In the midst of all of those people and all of those stories, we have been focusing our attention on just one family. We borrow our son’s car to run to the grocery store or to take the children to the park. We walk around the neighborhood with the dog. We follow our grandson as he rides his bicycle on the trail. We see lots of other people and we greet a few of them, but we don’t really know their stories. Chances are they all have stories as fascinating and interesting as the story of our family. Chances are they have children and grandchildren and parents and others in their lives that add richness and meaning. Chances are they have jobs and are engaged in volunteer work and enjoy their lives. Chances are they have problems to solve and challenges in their lives. But we just don’t know their stories.

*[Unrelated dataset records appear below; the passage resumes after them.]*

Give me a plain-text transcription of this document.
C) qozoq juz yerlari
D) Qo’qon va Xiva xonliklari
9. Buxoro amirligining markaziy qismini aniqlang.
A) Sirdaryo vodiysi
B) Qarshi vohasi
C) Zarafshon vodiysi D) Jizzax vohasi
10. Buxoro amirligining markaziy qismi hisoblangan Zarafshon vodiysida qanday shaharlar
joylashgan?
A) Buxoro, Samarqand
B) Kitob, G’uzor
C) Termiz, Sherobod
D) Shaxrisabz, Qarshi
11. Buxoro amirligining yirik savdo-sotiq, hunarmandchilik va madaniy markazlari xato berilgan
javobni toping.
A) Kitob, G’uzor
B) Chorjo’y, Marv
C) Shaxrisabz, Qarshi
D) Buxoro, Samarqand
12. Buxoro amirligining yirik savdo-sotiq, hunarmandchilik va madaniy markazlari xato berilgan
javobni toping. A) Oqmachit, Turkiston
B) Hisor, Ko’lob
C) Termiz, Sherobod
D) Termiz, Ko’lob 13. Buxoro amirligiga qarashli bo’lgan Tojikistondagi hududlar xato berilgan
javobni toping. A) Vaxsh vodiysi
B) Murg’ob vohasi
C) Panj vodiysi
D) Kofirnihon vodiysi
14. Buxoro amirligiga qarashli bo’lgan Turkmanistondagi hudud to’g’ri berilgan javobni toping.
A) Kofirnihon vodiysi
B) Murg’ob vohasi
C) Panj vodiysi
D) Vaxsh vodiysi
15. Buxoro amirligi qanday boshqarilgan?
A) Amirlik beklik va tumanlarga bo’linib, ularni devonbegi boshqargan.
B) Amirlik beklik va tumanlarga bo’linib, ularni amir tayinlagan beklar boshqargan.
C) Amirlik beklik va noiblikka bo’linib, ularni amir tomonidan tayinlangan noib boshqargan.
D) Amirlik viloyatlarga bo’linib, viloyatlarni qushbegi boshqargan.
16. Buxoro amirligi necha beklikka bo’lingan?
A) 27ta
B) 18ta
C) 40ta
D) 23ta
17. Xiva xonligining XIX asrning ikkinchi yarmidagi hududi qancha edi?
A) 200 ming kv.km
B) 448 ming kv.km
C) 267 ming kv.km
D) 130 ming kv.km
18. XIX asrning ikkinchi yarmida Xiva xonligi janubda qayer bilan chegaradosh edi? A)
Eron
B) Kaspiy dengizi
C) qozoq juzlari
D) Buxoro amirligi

Most of the time I am engaged in the church where I have an opportunity to learn at least part of the stories of the people with whom I work. Their families become important to me. Their challenges are mulled in my prayers. But here in a city where we are visitors, my prayers for these people have to be more generic. When I don’t know the stories, I pray general prayers for safety and meaning and justice. When I hear a motorcycle on the freeway, I don’t know the story. I don’t know why someone is riding by on a motorcycle in the middle of the night. So I just pray that the rider reaches his or her destination safely.

Except for four years of seminary when we lived in Chicago, I have never lived in a city. I am very content in our home in the hills. But once in a while it is a worthy experience to visit a city and be reminded of all of the people who make their homes in such places.

I hope some of them notice the magnificent trees growing alongside the road as they zoom from place to place.